“Madam,” he said, “I have long been a stranger to festivity, perhaps from constitutional melancholy, perhaps from the depression which is natural to a desolate and deprived man, in whose ear mirth is marred, like a pleasant air when performed on a mistuned instrument. But though neither my thoughts nor temperament are Jovial or Mercurial, it becomes me to be grateful to Heaven for the good He has sent me by the means of your ladyship. David, the man after God’s own heart, did wash and eat bread when his beloved child was removed—mine is restored to me, and shall I not show gratitude under a blessing, when he showed resignation under an affliction? Madam, I will wait on your gracious invitation with acceptance; and such of my friends with whom I may possess influence, and whose presence your ladyship may desire, shall accompany me to the festivity, that our Israel may be as one people.”

Having spoken these words with an aspect which belonged more to a martyr than to a guest bidden to a festival, and having kissed, and solemnly blessed his little girl, Major Bridgenorth took his departure for Moultrassie Hall.

[ [!-- H2 anchor --] ]

CHAPTER III

Here’s neither want of appetite nor mouths;
Pray Heaven we be not scant of meat or mirth!
—OLD PLAY.

Even upon ordinary occasions, and where means were ample, a great entertainment in those days was not such a sinecure as in modern times, when the lady who presides has but to intimate to her menials the day and hour when she wills it to take place. At that simple period, the lady was expected to enter deeply into the arrangement and provision of the whole affair; and from a little gallery, which communicated with her own private apartment, and looked down upon the kitchen, her shrill voice was to be heard, from time to time, like that of the warning spirit in a tempest, rising above the clash of pots and stewpans—the creaking spits—the clattering of marrowbones and cleavers—the scolding of cooks—and all the other various kinds of din which form an accompaniment to dressing a large dinner.

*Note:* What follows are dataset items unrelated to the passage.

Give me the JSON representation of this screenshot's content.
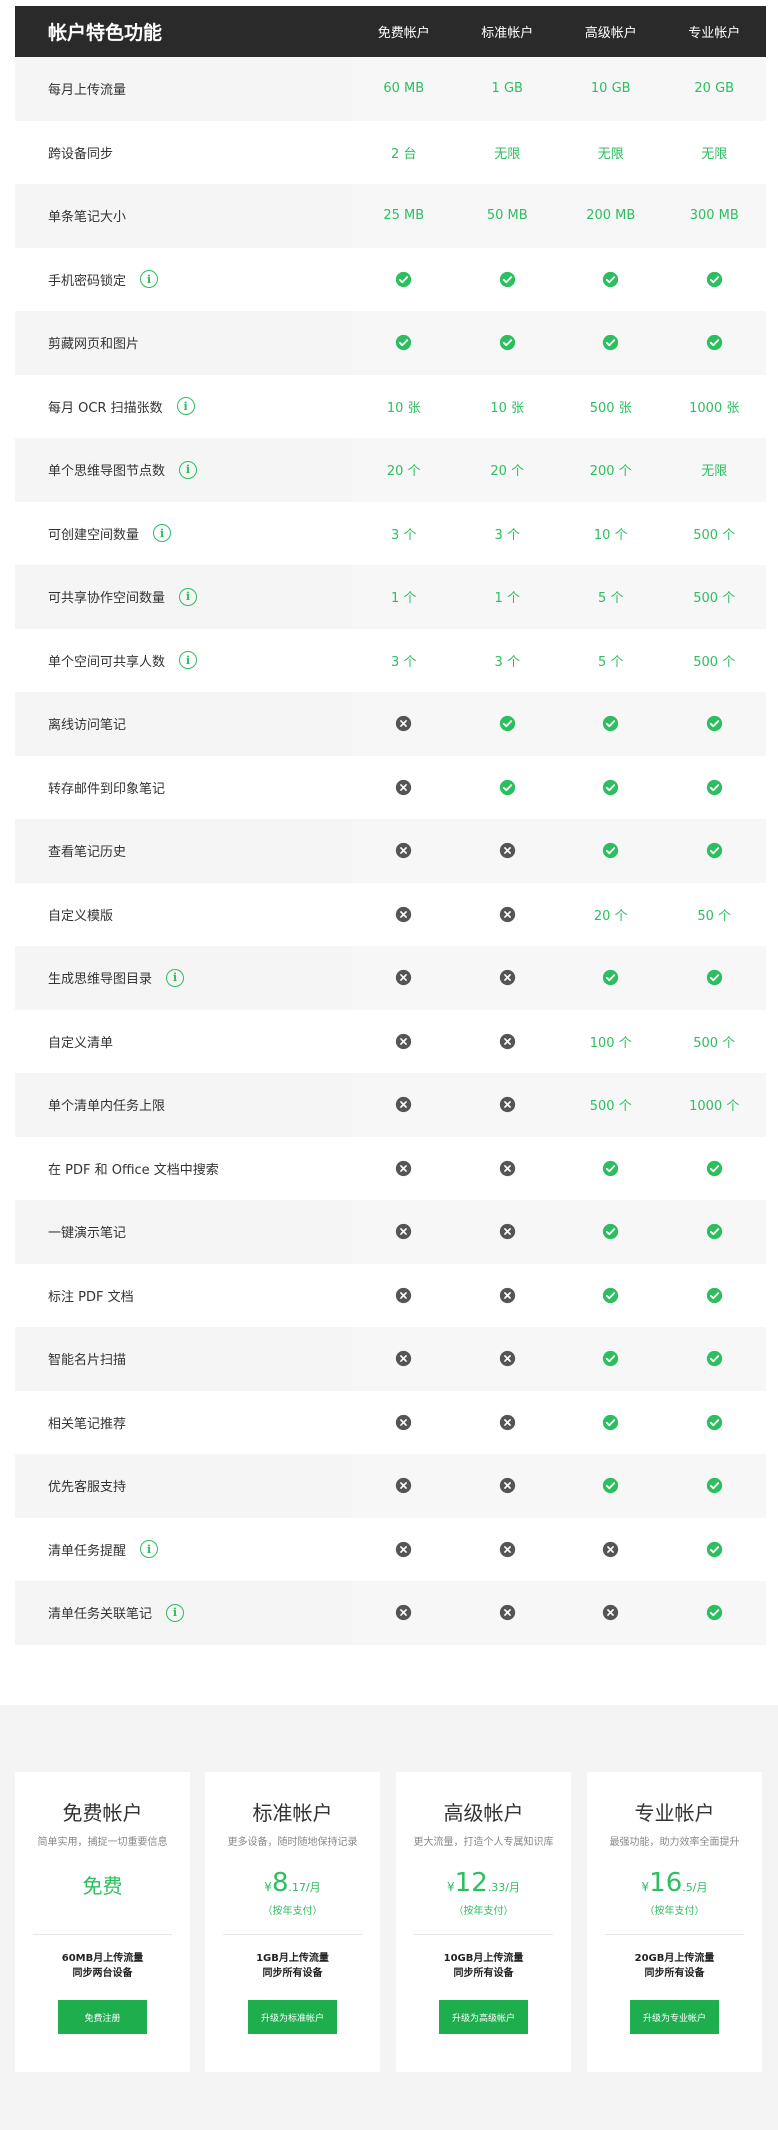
{
  "table": {
    "header": {
      "title": "帐户特色功能",
      "columns": [
        "免费帐户",
        "标准帐户",
        "高级帐户",
        "专业帐户"
      ]
    },
    "rows": [
      {
        "label": "每月上传流量",
        "info": false,
        "values": [
          "60 MB",
          "1 GB",
          "10 GB",
          "20 GB"
        ]
      },
      {
        "label": "跨设备同步",
        "info": false,
        "values": [
          "2 台",
          "无限",
          "无限",
          "无限"
        ]
      },
      {
        "label": "单条笔记大小",
        "info": false,
        "values": [
          "25 MB",
          "50 MB",
          "200 MB",
          "300 MB"
        ]
      },
      {
        "label": "手机密码锁定",
        "info": true,
        "values": [
          "check",
          "check",
          "check",
          "check"
        ]
      },
      {
        "label": "剪藏网页和图片",
        "info": false,
        "values": [
          "check",
          "check",
          "check",
          "check"
        ]
      },
      {
        "label": "每月 OCR 扫描张数",
        "info": true,
        "values": [
          "10 张",
          "10 张",
          "500 张",
          "1000 张"
        ]
      },
      {
        "label": "单个思维导图节点数",
        "info": true,
        "values": [
          "20 个",
          "20 个",
          "200 个",
          "无限"
        ]
      },
      {
        "label": "可创建空间数量",
        "info": true,
        "values": [
          "3 个",
          "3 个",
          "10 个",
          "500 个"
        ]
      },
      {
        "label": "可共享协作空间数量",
        "info": true,
        "values": [
          "1 个",
          "1 个",
          "5 个",
          "500 个"
        ]
      },
      {
        "label": "单个空间可共享人数",
        "info": true,
        "values": [
          "3 个",
          "3 个",
          "5 个",
          "500 个"
        ]
      },
      {
        "label": "离线访问笔记",
        "info": false,
        "values": [
          "cross",
          "check",
          "check",
          "check"
        ]
      },
      {
        "label": "转存邮件到印象笔记",
        "info": false,
        "values": [
          "cross",
          "check",
          "check",
          "check"
        ]
      },
      {
        "label": "查看笔记历史",
        "info": false,
        "values": [
          "cross",
          "cross",
          "check",
          "check"
        ]
      },
      {
        "label": "自定义模版",
        "info": false,
        "values": [
          "cross",
          "cross",
          "20 个",
          "50 个"
        ]
      },
      {
        "label": "生成思维导图目录",
        "info": true,
        "values": [
          "cross",
          "cross",
          "check",
          "check"
        ]
      },
      {
        "label": "自定义清单",
        "info": false,
        "values": [
          "cross",
          "cross",
          "100 个",
          "500 个"
        ]
      },
      {
        "label": "单个清单内任务上限",
        "info": false,
        "values": [
          "cross",
          "cross",
          "500 个",
          "1000 个"
        ]
      },
      {
        "label": "在 PDF 和 Office 文档中搜索",
        "info": false,
        "values": [
          "cross",
          "cross",
          "check",
          "check"
        ]
      },
      {
        "label": "一键演示笔记",
        "info": false,
        "values": [
          "cross",
          "cross",
          "check",
          "check"
        ]
      },
      {
        "label": "标注 PDF 文档",
        "info": false,
        "values": [
          "cross",
          "cross",
          "check",
          "check"
        ]
      },
      {
        "label": "智能名片扫描",
        "info": false,
        "values": [
          "cross",
          "cross",
          "check",
          "check"
        ]
      },
      {
        "label": "相关笔记推荐",
        "info": false,
        "values": [
          "cross",
          "cross",
          "check",
          "check"
        ]
      },
      {
        "label": "优先客服支持",
        "info": false,
        "values": [
          "cross",
          "cross",
          "check",
          "check"
        ]
      },
      {
        "label": "清单任务提醒",
        "info": true,
        "values": [
          "cross",
          "cross",
          "cross",
          "check"
        ]
      },
      {
        "label": "清单任务关联笔记",
        "info": true,
        "values": [
          "cross",
          "cross",
          "cross",
          "check"
        ]
      }
    ]
  },
  "plans": [
    {
      "name": "免费帐户",
      "desc": "简单实用，捕捉一切重要信息",
      "price_free": "免费",
      "price_currency": "",
      "price_int": "",
      "price_dec": "",
      "billing": "",
      "feature1": "60MB月上传流量",
      "feature2": "同步两台设备",
      "button": "免费注册"
    },
    {
      "name": "标准帐户",
      "desc": "更多设备，随时随地保持记录",
      "price_free": "",
      "price_currency": "¥",
      "price_int": "8",
      "price_dec": ".17/月",
      "billing": "（按年支付）",
      "feature1": "1GB月上传流量",
      "feature2": "同步所有设备",
      "button": "升级为标准帐户"
    },
    {
      "name": "高级帐户",
      "desc": "更大流量，打造个人专属知识库",
      "price_free": "",
      "price_currency": "¥",
      "price_int": "12",
      "price_dec": ".33/月",
      "billing": "（按年支付）",
      "feature1": "10GB月上传流量",
      "feature2": "同步所有设备",
      "button": "升级为高级帐户"
    },
    {
      "name": "专业帐户",
      "desc": "最强功能，助力效率全面提升",
      "price_free": "",
      "price_currency": "¥",
      "price_int": "16",
      "price_dec": ".5/月",
      "billing": "（按年支付）",
      "feature1": "20GB月上传流量",
      "feature2": "同步所有设备",
      "button": "升级为专业帐户"
    }
  ],
  "icons": {
    "info": "info-icon",
    "check": "check-circle-icon",
    "cross": "cross-circle-icon"
  },
  "colors": {
    "accent": "#2dbe60",
    "header_bg": "#2a2a2a",
    "cross": "#555555",
    "button": "#1fae4e"
  }
}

But all this toil and anxiety was more than doubled in the case of the approaching feast at Martindale Castle, where the presiding Genius of the festivity was scarce provided with adequate means to carry her hospitable purpose into effect. The tyrannical conduct of husbands, in such cases, is universal; and I scarce know one householder of my acquaintance who has not, on some ill-omened and most inconvenient season, announced suddenly to his innocent helpmate, that he had invited

“Some odious Major Rock,
To drop in at six o’clock.”

to the great discomposure of the lady, and the discredit, perhaps, of her domestic arrangements.

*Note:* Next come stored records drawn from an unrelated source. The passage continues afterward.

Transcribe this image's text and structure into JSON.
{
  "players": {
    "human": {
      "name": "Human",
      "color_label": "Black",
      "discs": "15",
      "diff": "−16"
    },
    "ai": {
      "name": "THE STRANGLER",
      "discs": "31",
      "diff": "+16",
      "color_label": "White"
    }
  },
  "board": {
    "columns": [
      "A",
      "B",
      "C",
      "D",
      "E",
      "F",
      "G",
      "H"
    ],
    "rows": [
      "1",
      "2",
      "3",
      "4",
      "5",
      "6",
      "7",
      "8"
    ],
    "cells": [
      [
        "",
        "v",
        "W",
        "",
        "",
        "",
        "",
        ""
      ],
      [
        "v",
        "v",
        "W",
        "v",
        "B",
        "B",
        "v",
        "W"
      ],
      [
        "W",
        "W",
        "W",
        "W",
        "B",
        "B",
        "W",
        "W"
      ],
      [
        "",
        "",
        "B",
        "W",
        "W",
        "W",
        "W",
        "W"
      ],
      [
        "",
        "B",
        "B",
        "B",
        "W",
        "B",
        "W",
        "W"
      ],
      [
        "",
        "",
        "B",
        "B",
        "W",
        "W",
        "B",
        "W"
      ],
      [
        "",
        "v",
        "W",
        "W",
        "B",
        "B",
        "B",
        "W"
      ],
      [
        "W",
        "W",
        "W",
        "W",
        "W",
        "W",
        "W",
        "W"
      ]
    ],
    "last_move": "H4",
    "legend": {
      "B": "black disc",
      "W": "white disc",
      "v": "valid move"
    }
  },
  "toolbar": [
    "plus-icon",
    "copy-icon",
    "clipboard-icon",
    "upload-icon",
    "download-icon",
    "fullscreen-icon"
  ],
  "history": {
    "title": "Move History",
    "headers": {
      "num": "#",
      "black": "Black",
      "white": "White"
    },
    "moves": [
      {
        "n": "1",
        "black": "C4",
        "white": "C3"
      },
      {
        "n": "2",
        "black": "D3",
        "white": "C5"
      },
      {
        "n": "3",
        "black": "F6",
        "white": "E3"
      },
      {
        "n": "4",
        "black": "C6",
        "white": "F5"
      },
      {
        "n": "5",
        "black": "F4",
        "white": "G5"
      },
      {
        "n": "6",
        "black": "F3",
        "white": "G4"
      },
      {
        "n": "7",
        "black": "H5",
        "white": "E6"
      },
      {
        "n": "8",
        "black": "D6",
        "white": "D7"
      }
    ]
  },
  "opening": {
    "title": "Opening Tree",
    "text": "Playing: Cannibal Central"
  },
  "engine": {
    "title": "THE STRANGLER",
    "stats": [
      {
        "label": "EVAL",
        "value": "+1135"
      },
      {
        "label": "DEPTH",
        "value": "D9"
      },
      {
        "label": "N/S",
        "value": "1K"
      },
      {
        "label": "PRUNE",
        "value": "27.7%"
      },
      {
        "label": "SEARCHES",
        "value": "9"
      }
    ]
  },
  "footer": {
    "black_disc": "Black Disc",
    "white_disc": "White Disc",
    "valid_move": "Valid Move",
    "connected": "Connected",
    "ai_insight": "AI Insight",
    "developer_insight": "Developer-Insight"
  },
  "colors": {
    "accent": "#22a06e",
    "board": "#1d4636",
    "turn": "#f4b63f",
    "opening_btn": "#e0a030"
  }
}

Peveril of the Peak was still more thoughtless; for he had directed his lady to invite the whole honest men of the neighbourhood to make good cheer at Martindale Castle, in honour of the blessed Restoration of his most sacred Majesty, without precisely explaining where the provisions were to come from. The deer-park had lain waste ever since the siege; the dovecot could do little to furnish forth such an entertainment; the fishponds, it is true, were well provided (which the neighbouring Presbyterians noted as a suspicious circumstance); and game was to be had for the shooting, upon the extensive heaths and hills of Derbyshire. But these were but the secondary parts of a banquet; and the house-steward and bailiff, Lady Peveril’s only coadjutors and counsellors, could not agree how the butcher-meat—the most substantial part, or, as it were, the main body of the entertainment—was to be supplied. The house-steward threatened the sacrifice of a fine yoke of young bullocks, which the bailiff, who pleaded the necessity of their agricultural services, tenaciously resisted; and Lady Peveril’s good and dutiful nature did not prevent her from making some impatient reflections on the want of consideration of her absent Knight, who had thus thoughtlessly placed her in so embarrassing a situation.